Verizon to kill unlimited data plans for existing subscribers. As a happy user of a 3G android phone with Verizon's unlimited plan, this is causing me some apprehension: I don't want to be switched to a new plan on a new and expensive 4G phone.

Yet another instance of Goodhart's law in bibliometrics. Some journal editors are driving up the impact factors of their journals by publishing review articles that cite everything they've recently published. I hesitate to call it fraudulent because why shouldn't they write review papers? But it does seem from the details to be less about trying to help other people find the literature and more about just making numbers bigger. I still don't understand why authors and tenure committees care about impact factors at all, anyway. If you want to tell whether a paper has been having an impact, look at its own citations, not at the citations of the other papers it happens to have been published with. Via MF.

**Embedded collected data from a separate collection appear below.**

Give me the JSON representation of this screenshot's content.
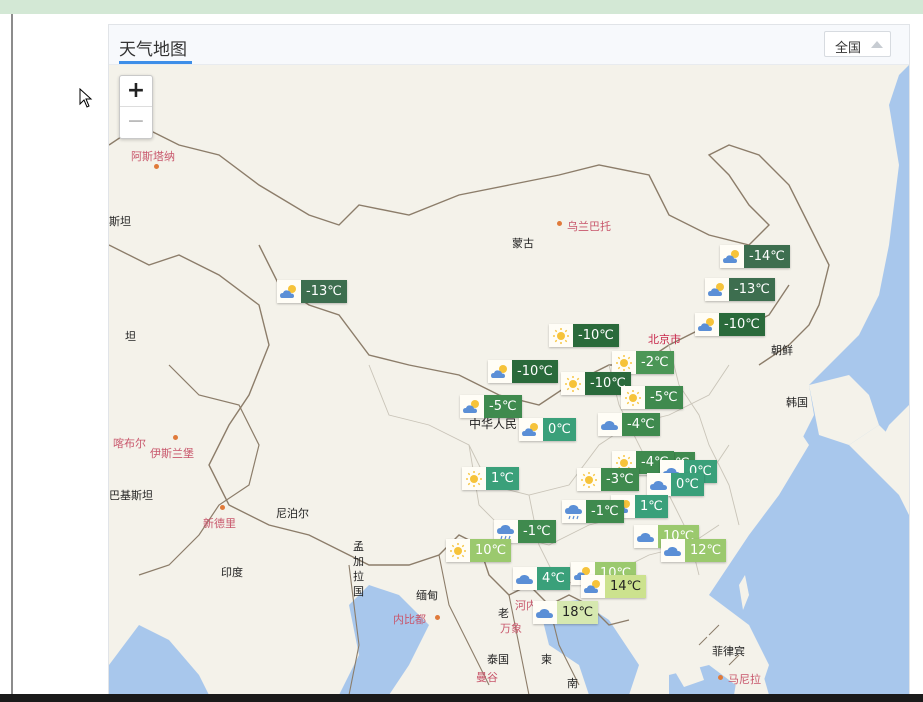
{
  "panel": {
    "title": "天气地图",
    "region_label": "全国"
  },
  "zoom": {
    "in_label": "+",
    "out_label": "−"
  },
  "places": {
    "astana": "阿斯塔纳",
    "ulaanbaatar": "乌兰巴托",
    "mongolia": "蒙古",
    "beijing": "北京市",
    "dpr_korea": "朝鲜",
    "korea": "韩国",
    "china": "中华人民",
    "kabul": "喀布尔",
    "islamabad": "伊斯兰堡",
    "pakistan": "巴基斯坦",
    "new_delhi": "新德里",
    "nepal": "尼泊尔",
    "india": "印度",
    "bangladesh": "孟\n加\n拉\n国",
    "myanmar": "缅甸",
    "naypyidaw": "内比都",
    "laos": "老",
    "vientiane": "万象",
    "hanoi": "河内",
    "thailand": "泰国",
    "bangkok": "曼谷",
    "cambodia": "柬",
    "south": "南",
    "philippines": "菲律宾",
    "manila": "马尼拉",
    "stan_frag": "斯坦",
    "tan_frag": "坦"
  },
  "markers": [
    {
      "temp": "-14℃",
      "icon": "partly-cloudy-icon",
      "color": "#3d6e4f"
    },
    {
      "temp": "-13℃",
      "icon": "partly-cloudy-icon",
      "color": "#3d6e4f"
    },
    {
      "temp": "-13℃",
      "icon": "partly-cloudy-icon",
      "color": "#3d6e4f"
    },
    {
      "temp": "-10℃",
      "icon": "partly-cloudy-icon",
      "color": "#2a6a3b"
    },
    {
      "temp": "-10℃",
      "icon": "sunny-icon",
      "color": "#2a6a3b"
    },
    {
      "temp": "-2℃",
      "icon": "sunny-icon",
      "color": "#4b9656"
    },
    {
      "temp": "-10℃",
      "icon": "partly-cloudy-icon",
      "color": "#2a6a3b"
    },
    {
      "temp": "-10℃",
      "icon": "sunny-icon",
      "color": "#2a6a3b"
    },
    {
      "temp": "-5℃",
      "icon": "sunny-icon",
      "color": "#3f8a4e"
    },
    {
      "temp": "-5℃",
      "icon": "partly-cloudy-icon",
      "color": "#3f8a4e"
    },
    {
      "temp": "-4℃",
      "icon": "cloudy-icon",
      "color": "#3f8a4e"
    },
    {
      "temp": "0℃",
      "icon": "partly-cloudy-icon",
      "color": "#3aa07a"
    },
    {
      "temp": "-4℃",
      "icon": "partly-cloudy-icon",
      "color": "#3f8a4e"
    },
    {
      "temp": "-4℃",
      "icon": "sunny-icon",
      "color": "#3f8a4e"
    },
    {
      "temp": "0℃",
      "icon": "cloudy-icon",
      "color": "#3aa07a"
    },
    {
      "temp": "0℃",
      "icon": "cloudy-icon",
      "color": "#3aa07a"
    },
    {
      "temp": "1℃",
      "icon": "sunny-icon",
      "color": "#3aa07a"
    },
    {
      "temp": "-3℃",
      "icon": "sunny-icon",
      "color": "#3f8a4e"
    },
    {
      "temp": "1℃",
      "icon": "partly-cloudy-icon",
      "color": "#3aa07a"
    },
    {
      "temp": "-1℃",
      "icon": "rain-icon",
      "color": "#3f8a4e"
    },
    {
      "temp": "-1℃",
      "icon": "rain-icon",
      "color": "#3f8a4e"
    },
    {
      "temp": "10℃",
      "icon": "cloudy-icon",
      "color": "#9bc96e"
    },
    {
      "temp": "12℃",
      "icon": "cloudy-icon",
      "color": "#9bc96e"
    },
    {
      "temp": "10℃",
      "icon": "sunny-icon",
      "color": "#9bc96e"
    },
    {
      "temp": "4℃",
      "icon": "cloudy-icon",
      "color": "#3aa07a"
    },
    {
      "temp": "10℃",
      "icon": "partly-cloudy-icon",
      "color": "#9bc96e"
    },
    {
      "temp": "14℃",
      "icon": "partly-cloudy-icon",
      "color": "#cce28e",
      "text_color": "#222"
    },
    {
      "temp": "18℃",
      "icon": "cloudy-icon",
      "color": "#d6e8b0",
      "text_color": "#222"
    }
  ]
}
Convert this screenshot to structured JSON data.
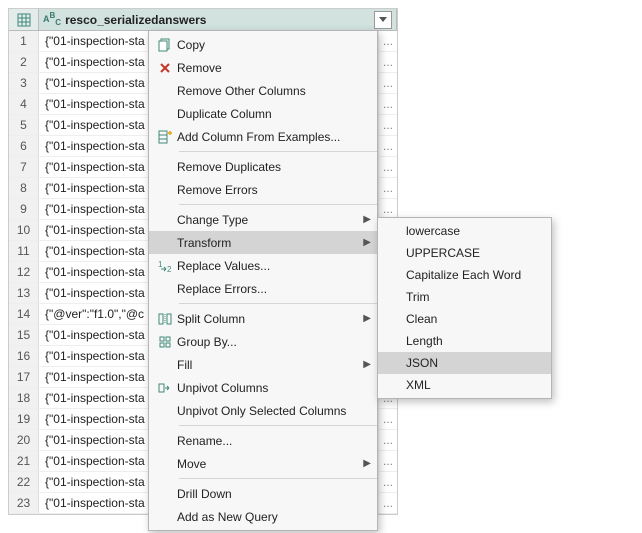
{
  "column": {
    "name": "resco_serializedanswers",
    "type_label": "ABC"
  },
  "rows": [
    {
      "n": "1",
      "v": "{\"01-inspection-sta"
    },
    {
      "n": "2",
      "v": "{\"01-inspection-sta"
    },
    {
      "n": "3",
      "v": "{\"01-inspection-sta"
    },
    {
      "n": "4",
      "v": "{\"01-inspection-sta"
    },
    {
      "n": "5",
      "v": "{\"01-inspection-sta"
    },
    {
      "n": "6",
      "v": "{\"01-inspection-sta"
    },
    {
      "n": "7",
      "v": "{\"01-inspection-sta"
    },
    {
      "n": "8",
      "v": "{\"01-inspection-sta"
    },
    {
      "n": "9",
      "v": "{\"01-inspection-sta"
    },
    {
      "n": "10",
      "v": "{\"01-inspection-sta"
    },
    {
      "n": "11",
      "v": "{\"01-inspection-sta"
    },
    {
      "n": "12",
      "v": "{\"01-inspection-sta"
    },
    {
      "n": "13",
      "v": "{\"01-inspection-sta"
    },
    {
      "n": "14",
      "v": "{\"@ver\":\"f1.0\",\"@c"
    },
    {
      "n": "15",
      "v": "{\"01-inspection-sta"
    },
    {
      "n": "16",
      "v": "{\"01-inspection-sta"
    },
    {
      "n": "17",
      "v": "{\"01-inspection-sta"
    },
    {
      "n": "18",
      "v": "{\"01-inspection-sta"
    },
    {
      "n": "19",
      "v": "{\"01-inspection-sta"
    },
    {
      "n": "20",
      "v": "{\"01-inspection-sta"
    },
    {
      "n": "21",
      "v": "{\"01-inspection-sta"
    },
    {
      "n": "22",
      "v": "{\"01-inspection-sta"
    },
    {
      "n": "23",
      "v": "{\"01-inspection-sta"
    }
  ],
  "ellipsis": "...",
  "menu": {
    "copy": "Copy",
    "remove": "Remove",
    "remove_other": "Remove Other Columns",
    "duplicate": "Duplicate Column",
    "add_from_examples": "Add Column From Examples...",
    "remove_dup": "Remove Duplicates",
    "remove_err": "Remove Errors",
    "change_type": "Change Type",
    "transform": "Transform",
    "replace_values": "Replace Values...",
    "replace_errors": "Replace Errors...",
    "split_column": "Split Column",
    "group_by": "Group By...",
    "fill": "Fill",
    "unpivot": "Unpivot Columns",
    "unpivot_sel": "Unpivot Only Selected Columns",
    "rename": "Rename...",
    "move": "Move",
    "drill": "Drill Down",
    "add_new_query": "Add as New Query"
  },
  "submenu": {
    "lowercase": "lowercase",
    "uppercase": "UPPERCASE",
    "capitalize": "Capitalize Each Word",
    "trim": "Trim",
    "clean": "Clean",
    "length": "Length",
    "json": "JSON",
    "xml": "XML"
  }
}
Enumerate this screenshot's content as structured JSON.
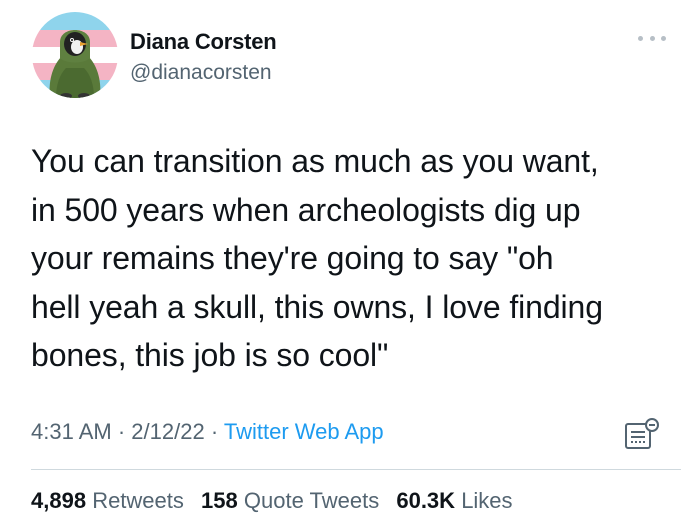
{
  "author": {
    "name": "Diana Corsten",
    "handle": "@dianacorsten"
  },
  "tweet": {
    "lines": [
      "You can transition as much as you want,",
      "in 500 years when archeologists dig up",
      "your remains they're going to say \"oh",
      "hell yeah a skull, this owns, I love finding",
      "bones, this job is so cool\""
    ],
    "time": "4:31 AM",
    "separator": "·",
    "date": "2/12/22",
    "source": "Twitter Web App"
  },
  "stats": {
    "retweets_count": "4,898",
    "retweets_label": "Retweets",
    "quotes_count": "158",
    "quotes_label": "Quote Tweets",
    "likes_count": "60.3K",
    "likes_label": "Likes"
  },
  "icons": {
    "more": "more-options-icon",
    "analytics": "analytics-icon"
  },
  "colors": {
    "text": "#0f1419",
    "secondary": "#536471",
    "link": "#1d9bf0",
    "divider": "#cfd9de",
    "avatar_flag_blue": "#8fd4ec",
    "avatar_flag_pink": "#f4b4c4",
    "avatar_hoodie": "#5a7a3a"
  }
}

In case you are an ACM member and still haven't voted in the ACM elections (as I hadn't until today), Brighton Godfrey has helpfully collected the candidates' positions on open access and copyright. Via Sariel.

The ideal shape for a metropolitan subway system turns out to be well-connected in the city center and tree-like in the suburbs, with a fixed ratio of suburb distance to center radius.

I've been looking at cars lately. Here's a pretty and popular European car and the ruined and hit-with-an-ugly-stick American version. Why does Detroit do this to us?

And finally, a video that becomes even more impressive when you learn that its images and music were generated algorithmically from only 4k of code (via Josiah, also on BoingBoing).





Comments:

ext_933347:
2012-05-17T08:03:16Z
I’m not an ACM member, but wrote a rant about voting in reaction to a recent poll among EATCS members relating to publication issues: π out of 4 EATCS members don’t care about publication models.